Hibernating sockets to support C10M

From: Mark Delany <n6t_at_oscar.emu.st>
Date: Tue, 11 Nov 2025 13:46:52 UTC
This must surely be an old idea so I'm curious as to whether much discussion has happened
previously and what sort of conclusions they came to.

This is mostly thinking about huge numbers of relatively idle TCP sockets on servers where
clients wish to stay connected for very long periods of time waiting for infrequent server
pushes. Two examples are RSS and DNS Push Notifications (rfc8765). In these cases a client
might establish a socket and not get server pushed traffic for hours or days.

As I understand it, the main limitation on the number of concurrent TCP sockets a system
can support is memory. I expect that socket buffers are the biggest consumers of kernel
memory and while user-space is very language and application dependent, it wouldn't
surprise me if a typical application - even a lean one - requires multiple kB of memory
for each client connection (and quite possibly other non-memory resources).

So the idea is that these idle sockets are "hibernated", which is to say that the
application and the kernel release most of their memory associated with an idle socket.

When the server application makes the decision to hibernate a socket - perhaps based on an
inactivity timer - it releases as many application resources as it can and retains *just*
enough state to reconstitute those resources at a later time. It then calls the kernel to
do the same thing - namely release as many kernel resources as possible associated the
socket and retain *just* enough state to reconstitute the socket at a later time.

Assuming the TCP session is completely idle, the kernel should be able to release most of
the memory associated with the socket. I don't know exactly how much state the kernel
needs to reconstitute an idle socket, but considering addrs/ports tuple, sequence numbers,
socket buffer size values, socket options and a few other odds and sods, does the state
representation of a socket require much more than a couple of hundred bytes?

When the kernel sees incoming traffic for the hibernating socket, it reconstitutes the
socket by reallocating socket buffers and so on, then notifies the application that the
socket is readable in the usual way via kqueue(), select(), read(), etc. The server
application recognizes a hibernating socket by fd and reconstitutes the client state prior
to processing the inbound data.

If the server application wants to send traffic to a hibernating socket, it reconstitutes
the client state and writes to the socket. On seeing the write(), the kernel recognizes a
hibernating socket and revivifies it from the saved state prior to sending the traffic
down thru the network stack.

In the best-case scenario, the kernel requires perhaps 200-ish bytes of state memory per
hibernating socket and the application may need as little as 0-8 bytes of state memory if
the fd can be used as an index into disk-based state or a pointer array.

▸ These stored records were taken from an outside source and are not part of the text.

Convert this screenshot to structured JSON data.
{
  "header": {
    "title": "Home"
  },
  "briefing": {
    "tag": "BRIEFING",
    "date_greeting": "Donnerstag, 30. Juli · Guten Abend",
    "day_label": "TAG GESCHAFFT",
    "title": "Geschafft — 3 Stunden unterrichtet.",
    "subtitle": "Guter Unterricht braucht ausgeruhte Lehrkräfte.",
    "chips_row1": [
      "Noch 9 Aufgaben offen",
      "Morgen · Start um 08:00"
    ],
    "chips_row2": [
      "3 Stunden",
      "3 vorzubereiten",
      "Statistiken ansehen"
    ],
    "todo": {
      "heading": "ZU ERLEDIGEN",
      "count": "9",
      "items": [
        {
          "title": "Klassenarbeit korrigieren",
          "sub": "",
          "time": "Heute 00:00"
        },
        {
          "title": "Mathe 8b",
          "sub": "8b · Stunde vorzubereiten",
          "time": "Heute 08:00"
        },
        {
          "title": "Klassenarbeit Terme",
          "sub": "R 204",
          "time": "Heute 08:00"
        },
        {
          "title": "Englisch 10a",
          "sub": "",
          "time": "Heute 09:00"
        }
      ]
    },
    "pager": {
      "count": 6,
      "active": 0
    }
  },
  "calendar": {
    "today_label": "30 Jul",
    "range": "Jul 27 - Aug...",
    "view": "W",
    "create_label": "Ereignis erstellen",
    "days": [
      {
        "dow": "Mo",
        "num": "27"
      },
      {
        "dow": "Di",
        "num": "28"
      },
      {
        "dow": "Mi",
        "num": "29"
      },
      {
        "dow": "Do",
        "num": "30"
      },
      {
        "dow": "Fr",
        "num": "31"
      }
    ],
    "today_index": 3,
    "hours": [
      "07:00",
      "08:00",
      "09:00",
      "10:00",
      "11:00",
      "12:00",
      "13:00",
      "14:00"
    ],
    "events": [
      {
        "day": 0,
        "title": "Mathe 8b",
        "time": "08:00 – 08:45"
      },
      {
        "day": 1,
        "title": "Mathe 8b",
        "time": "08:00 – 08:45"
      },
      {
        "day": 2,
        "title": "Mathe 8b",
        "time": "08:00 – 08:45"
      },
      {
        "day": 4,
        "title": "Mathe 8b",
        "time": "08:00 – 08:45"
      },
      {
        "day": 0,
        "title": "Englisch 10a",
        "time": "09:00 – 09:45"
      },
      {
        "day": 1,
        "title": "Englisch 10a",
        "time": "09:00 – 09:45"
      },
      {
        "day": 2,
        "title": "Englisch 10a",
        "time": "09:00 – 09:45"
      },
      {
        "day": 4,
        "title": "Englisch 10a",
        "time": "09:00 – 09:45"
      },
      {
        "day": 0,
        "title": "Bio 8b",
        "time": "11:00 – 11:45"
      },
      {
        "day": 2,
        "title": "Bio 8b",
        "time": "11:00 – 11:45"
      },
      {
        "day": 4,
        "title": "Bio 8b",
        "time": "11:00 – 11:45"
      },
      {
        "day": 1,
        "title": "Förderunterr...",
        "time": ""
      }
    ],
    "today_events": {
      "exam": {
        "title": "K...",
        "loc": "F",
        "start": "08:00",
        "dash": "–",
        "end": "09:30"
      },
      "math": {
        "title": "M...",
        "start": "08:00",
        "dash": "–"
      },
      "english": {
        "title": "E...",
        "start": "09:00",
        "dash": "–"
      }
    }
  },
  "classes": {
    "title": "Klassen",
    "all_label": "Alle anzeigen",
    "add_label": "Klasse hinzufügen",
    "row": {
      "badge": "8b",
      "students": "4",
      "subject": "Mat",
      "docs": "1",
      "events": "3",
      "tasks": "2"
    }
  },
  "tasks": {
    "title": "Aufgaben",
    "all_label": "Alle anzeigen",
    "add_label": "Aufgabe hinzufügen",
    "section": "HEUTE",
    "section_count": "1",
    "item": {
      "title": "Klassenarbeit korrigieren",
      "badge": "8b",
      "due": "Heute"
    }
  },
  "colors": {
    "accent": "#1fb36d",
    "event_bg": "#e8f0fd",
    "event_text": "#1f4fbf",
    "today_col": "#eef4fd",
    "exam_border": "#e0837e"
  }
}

What sort of memory savings can hibernating sockets offer?

If we say that an active socket of a lean server application consumes 100kB of kernel+user
memory and a hibernating socket consumes 0.2kB of kernel+user memory then the memory
required to support 10M idle sockets reduces from 1,000Gb to 2Gb. More realistically, if
we set the number of idle sockets to, say, 80%, then the memory reduction is from 1,000Gb
to 201Gb which still seems pretty useful.

All that's needed to support this optimization is a hibernate(socketfd) syscall and a
revivify(socketfd) kernel function triggered by inbound traffic and write(). Well, that
and a bunch of code, but you get the idea.


Thoughts?


Mark.